By finetuning VPT on this dataset, the policy learns to reach given goal states (visual goals).

To also learn to follow text instructions, they train a conditioned variational autoencoder (CVAE) with Gaussian prior and posterior to translate from a text embedding :math:`z_y` to a visual embedding :math:`z_{\tau_{\text{goal}}}`.
The training objective is a standard ELBO loss:

.. math::
    \mathcal{L}_{\text{prior}}(\phi) = \mathbb{E}_{(z_{\tau_{\text{goal}}}, z_y) \sim \mathcal{D}_{\text{labels}}} \left[ \text{KL}(q_{\phi}(z_{\tau_{\text{goal}}}|z_y)||p(z_{\tau_{\text{goal}}})) - \mathbb{E}_{c \sim q_\phi(z_{\tau_{\text{goal}}}|z_y)}[\log p_\phi(z_{\tau_{\text{goal}}}|c,z_y)] \right].

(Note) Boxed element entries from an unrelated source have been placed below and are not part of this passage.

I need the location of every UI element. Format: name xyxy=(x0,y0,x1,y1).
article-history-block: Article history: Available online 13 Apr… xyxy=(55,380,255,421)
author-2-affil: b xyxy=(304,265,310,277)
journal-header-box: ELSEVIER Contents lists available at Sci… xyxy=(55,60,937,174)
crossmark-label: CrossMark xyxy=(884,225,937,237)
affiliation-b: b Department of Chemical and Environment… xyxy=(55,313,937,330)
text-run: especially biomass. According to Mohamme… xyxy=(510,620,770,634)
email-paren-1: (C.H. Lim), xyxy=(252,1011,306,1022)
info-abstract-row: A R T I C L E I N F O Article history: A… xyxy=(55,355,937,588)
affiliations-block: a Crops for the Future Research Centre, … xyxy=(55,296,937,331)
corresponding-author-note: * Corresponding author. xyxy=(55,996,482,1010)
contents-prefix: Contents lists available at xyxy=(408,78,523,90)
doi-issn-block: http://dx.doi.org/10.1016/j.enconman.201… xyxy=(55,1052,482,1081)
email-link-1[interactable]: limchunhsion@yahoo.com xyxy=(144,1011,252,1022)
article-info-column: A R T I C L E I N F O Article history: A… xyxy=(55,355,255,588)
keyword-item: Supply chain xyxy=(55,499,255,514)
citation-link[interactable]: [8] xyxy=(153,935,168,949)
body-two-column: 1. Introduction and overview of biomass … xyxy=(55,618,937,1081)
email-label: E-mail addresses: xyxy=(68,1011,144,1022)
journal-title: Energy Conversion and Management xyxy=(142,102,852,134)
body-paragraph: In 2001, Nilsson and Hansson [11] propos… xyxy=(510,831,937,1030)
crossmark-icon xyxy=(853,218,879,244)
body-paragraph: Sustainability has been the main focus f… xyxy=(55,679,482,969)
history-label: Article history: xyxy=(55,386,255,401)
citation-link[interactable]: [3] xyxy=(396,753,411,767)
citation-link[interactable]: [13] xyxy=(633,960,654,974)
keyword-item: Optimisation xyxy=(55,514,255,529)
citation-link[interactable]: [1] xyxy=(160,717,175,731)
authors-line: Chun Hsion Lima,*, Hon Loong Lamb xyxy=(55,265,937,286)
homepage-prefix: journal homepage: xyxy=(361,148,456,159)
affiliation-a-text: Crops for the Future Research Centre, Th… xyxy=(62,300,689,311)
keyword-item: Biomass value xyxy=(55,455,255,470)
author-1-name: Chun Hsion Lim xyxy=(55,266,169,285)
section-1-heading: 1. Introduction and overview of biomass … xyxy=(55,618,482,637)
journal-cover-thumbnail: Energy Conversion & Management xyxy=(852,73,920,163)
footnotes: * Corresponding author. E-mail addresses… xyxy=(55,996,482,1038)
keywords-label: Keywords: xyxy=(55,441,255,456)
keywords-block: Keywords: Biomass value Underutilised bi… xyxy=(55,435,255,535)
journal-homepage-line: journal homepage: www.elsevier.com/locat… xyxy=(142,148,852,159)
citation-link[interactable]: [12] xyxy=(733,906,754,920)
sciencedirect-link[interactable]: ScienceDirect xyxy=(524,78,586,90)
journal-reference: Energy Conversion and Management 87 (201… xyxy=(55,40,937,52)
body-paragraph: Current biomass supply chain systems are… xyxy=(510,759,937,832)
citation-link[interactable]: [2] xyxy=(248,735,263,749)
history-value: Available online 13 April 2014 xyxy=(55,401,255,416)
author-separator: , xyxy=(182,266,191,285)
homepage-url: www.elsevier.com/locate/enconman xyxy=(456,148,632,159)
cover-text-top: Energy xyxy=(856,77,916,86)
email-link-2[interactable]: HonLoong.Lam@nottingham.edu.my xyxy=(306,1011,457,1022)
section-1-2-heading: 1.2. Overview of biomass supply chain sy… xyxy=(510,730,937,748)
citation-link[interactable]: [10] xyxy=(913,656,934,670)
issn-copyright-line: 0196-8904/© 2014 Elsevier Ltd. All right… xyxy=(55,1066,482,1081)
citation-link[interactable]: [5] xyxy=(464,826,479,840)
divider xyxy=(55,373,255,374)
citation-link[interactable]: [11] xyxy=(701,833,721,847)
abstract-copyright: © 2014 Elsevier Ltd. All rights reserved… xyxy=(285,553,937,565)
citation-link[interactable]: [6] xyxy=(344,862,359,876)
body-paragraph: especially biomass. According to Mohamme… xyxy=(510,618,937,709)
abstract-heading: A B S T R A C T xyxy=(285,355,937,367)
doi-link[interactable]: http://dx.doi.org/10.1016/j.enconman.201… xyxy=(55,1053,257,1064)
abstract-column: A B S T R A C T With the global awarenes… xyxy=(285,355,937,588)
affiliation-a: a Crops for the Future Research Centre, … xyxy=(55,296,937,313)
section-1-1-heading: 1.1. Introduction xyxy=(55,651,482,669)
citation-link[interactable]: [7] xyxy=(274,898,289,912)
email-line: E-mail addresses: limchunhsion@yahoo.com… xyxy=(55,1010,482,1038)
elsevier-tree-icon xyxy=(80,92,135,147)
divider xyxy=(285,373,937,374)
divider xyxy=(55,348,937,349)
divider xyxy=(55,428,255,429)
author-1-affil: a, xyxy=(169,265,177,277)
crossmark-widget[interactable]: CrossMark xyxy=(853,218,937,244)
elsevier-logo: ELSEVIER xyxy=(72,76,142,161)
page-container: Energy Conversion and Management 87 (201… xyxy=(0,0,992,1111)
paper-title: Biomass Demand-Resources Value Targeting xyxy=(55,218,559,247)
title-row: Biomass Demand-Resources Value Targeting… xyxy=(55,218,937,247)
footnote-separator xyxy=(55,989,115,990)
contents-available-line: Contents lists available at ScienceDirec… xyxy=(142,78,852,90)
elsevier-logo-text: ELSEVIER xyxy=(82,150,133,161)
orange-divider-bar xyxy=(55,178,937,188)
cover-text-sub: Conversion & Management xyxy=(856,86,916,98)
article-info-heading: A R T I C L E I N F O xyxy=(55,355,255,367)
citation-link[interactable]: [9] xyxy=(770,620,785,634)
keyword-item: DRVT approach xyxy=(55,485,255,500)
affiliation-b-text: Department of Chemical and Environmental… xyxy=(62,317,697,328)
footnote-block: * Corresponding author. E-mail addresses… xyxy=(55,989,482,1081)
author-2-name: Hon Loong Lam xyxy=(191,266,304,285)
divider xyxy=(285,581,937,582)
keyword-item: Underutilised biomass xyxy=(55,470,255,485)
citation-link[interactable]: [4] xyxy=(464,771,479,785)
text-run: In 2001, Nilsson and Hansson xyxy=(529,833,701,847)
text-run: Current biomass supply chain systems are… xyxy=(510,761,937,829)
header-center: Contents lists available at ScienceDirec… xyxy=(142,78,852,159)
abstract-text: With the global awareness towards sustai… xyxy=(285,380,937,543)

They ultilize classifier-free guidance to train the policy, where the goal embedding is occasionally droped out during training.
During inference, they compute a combination of logits with and without combination to generate the final trajectory.


Citations
---------

.. [1] Lifshitz S, Paster K, Chan H, et al. Steve-1: A generative model for text-to-behavior in minecraft[J]. Advances in Neural Information Processing Systems, 2024, 36.
.. [2] Baker B, Akkaya I, Zhokov P, et al. Video pretraining (vpt): Learning to act by watching unlabeled online videos[J]. Advances in Neural Information Processing Systems, 2022, 35: 24639-24654.
.. [3] Fan L, Wang G, Jiang Y, et al. Minedojo: Building open-ended embodied agents with internet-scale knowledge[J]. Advances in Neural Information Processing Systems, 2022, 35: 18343-18362.
.. [4] Ramesh A, Dhariwal P, Nichol A, et al. Hierarchical text-conditional image generation with clip latents[J]. arXiv preprint arXiv:2204.06125, 2022, 1(2): 3.